I’m not predicting a revolution here—in general, I would never predict a revolution, because I don’t think they’re predictable—but I do think we’ll learn a lot from how things play out in public opinion. In particular, we’ll learn about the ability of the Kremlin’s media machine to shift public opinion, taking someone well known to most Russians as a positive figure and making them believe his death was, if not deserved, at least inconsequential.
We will also learn something about the extent to which Russians’ loyalty adheres narrowly to Putin, or more broadly to the ideology of war. If ordinary Russians come to the conclusion that Prigozhin was assassinated but do not buy the line that he was a traitor, they will face a choice: support Putin, or support the cause for which Putin has asked them to sacrifice.
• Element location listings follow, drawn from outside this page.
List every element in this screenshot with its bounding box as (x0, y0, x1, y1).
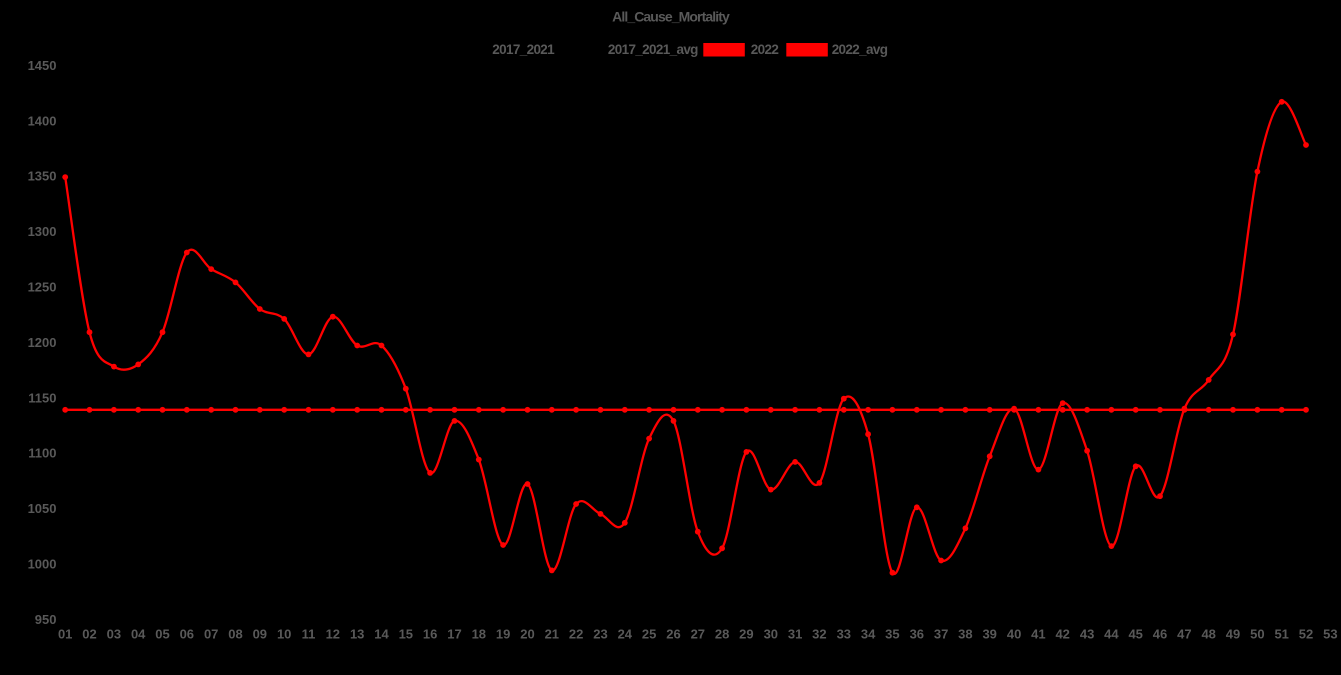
svg-text:18: 18 (472, 627, 486, 642)
svg-text:12: 12 (326, 627, 340, 642)
svg-text:07: 07 (204, 627, 218, 642)
svg-text:51: 51 (1274, 627, 1288, 642)
svg-text:34: 34 (861, 627, 876, 642)
svg-text:1250: 1250 (28, 280, 57, 295)
svg-text:31: 31 (788, 627, 802, 642)
svg-text:01: 01 (58, 627, 72, 642)
svg-text:1200: 1200 (28, 335, 57, 350)
svg-text:08: 08 (228, 627, 242, 642)
svg-text:22: 22 (569, 627, 583, 642)
svg-text:13: 13 (350, 627, 364, 642)
svg-text:39: 39 (982, 627, 996, 642)
svg-text:02: 02 (82, 627, 96, 642)
svg-text:46: 46 (1153, 627, 1167, 642)
svg-text:1400: 1400 (28, 113, 57, 128)
svg-text:16: 16 (423, 627, 437, 642)
svg-text:14: 14 (374, 627, 389, 642)
svg-text:03: 03 (107, 627, 121, 642)
svg-text:52: 52 (1299, 627, 1313, 642)
svg-text:950: 950 (35, 612, 57, 627)
svg-text:17: 17 (447, 627, 461, 642)
svg-text:25: 25 (642, 627, 656, 642)
svg-text:35: 35 (885, 627, 899, 642)
svg-text:1300: 1300 (28, 224, 57, 239)
svg-text:28: 28 (715, 627, 729, 642)
svg-text:1100: 1100 (28, 446, 56, 461)
svg-text:11: 11 (302, 627, 316, 642)
svg-text:1350: 1350 (28, 169, 57, 184)
svg-text:45: 45 (1128, 627, 1142, 642)
svg-text:49: 49 (1226, 627, 1240, 642)
svg-text:06: 06 (180, 627, 194, 642)
svg-text:53: 53 (1323, 627, 1337, 642)
svg-text:09: 09 (253, 627, 267, 642)
svg-text:20: 20 (520, 627, 534, 642)
svg-text:38: 38 (958, 627, 972, 642)
svg-text:40: 40 (1007, 627, 1021, 642)
svg-text:29: 29 (739, 627, 753, 642)
svg-text:15: 15 (399, 627, 413, 642)
svg-text:50: 50 (1250, 627, 1264, 642)
svg-text:All_Cause_Mortality: All_Cause_Mortality (612, 9, 730, 25)
svg-text:1050: 1050 (28, 501, 57, 516)
svg-text:48: 48 (1201, 627, 1215, 642)
svg-text:27: 27 (691, 627, 705, 642)
svg-text:1000: 1000 (28, 557, 57, 572)
svg-text:2022: 2022 (751, 42, 779, 57)
svg-text:19: 19 (496, 627, 510, 642)
svg-text:23: 23 (593, 627, 607, 642)
svg-text:04: 04 (131, 627, 146, 642)
svg-text:36: 36 (910, 627, 924, 642)
svg-text:1150: 1150 (28, 390, 56, 405)
svg-text:33: 33 (837, 627, 851, 642)
svg-text:24: 24 (618, 627, 633, 642)
svg-text:30: 30 (764, 627, 778, 642)
svg-text:2022_avg: 2022_avg (832, 42, 888, 57)
svg-text:26: 26 (666, 627, 680, 642)
svg-text:44: 44 (1104, 627, 1119, 642)
svg-text:41: 41 (1031, 627, 1045, 642)
svg-text:32: 32 (812, 627, 826, 642)
svg-text:2017_2021: 2017_2021 (492, 42, 555, 57)
svg-text:05: 05 (155, 627, 169, 642)
svg-text:21: 21 (545, 627, 559, 642)
svg-text:10: 10 (277, 627, 291, 642)
svg-text:37: 37 (934, 627, 948, 642)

History suggests that most Russians will break on the side of Putin, but, as the investment bankers tell us, past performance is not a predictor of future results.
For all of this, social context is key. Individual Russians—whether of the elite or ordinary variety—may have their own views about all of this, but those views will be shaped powerfully, if not outright determined, by their social interactions. When faced with a fundamentally unknowable reality (was it, or was it not, an assassination?), social theory tells us, people tend to look around them for clues about how to fill in the blanks. Some people may be content to believe something no one around does, but most seek consensus. Indeed, the search for that consensus is the impetus behind most conversations that most people have about politics and current affairs. Hence the earlier reference to tens of millions of dinner-table conversations: that’s where the final calculus of the Prigozhin affair will take shape.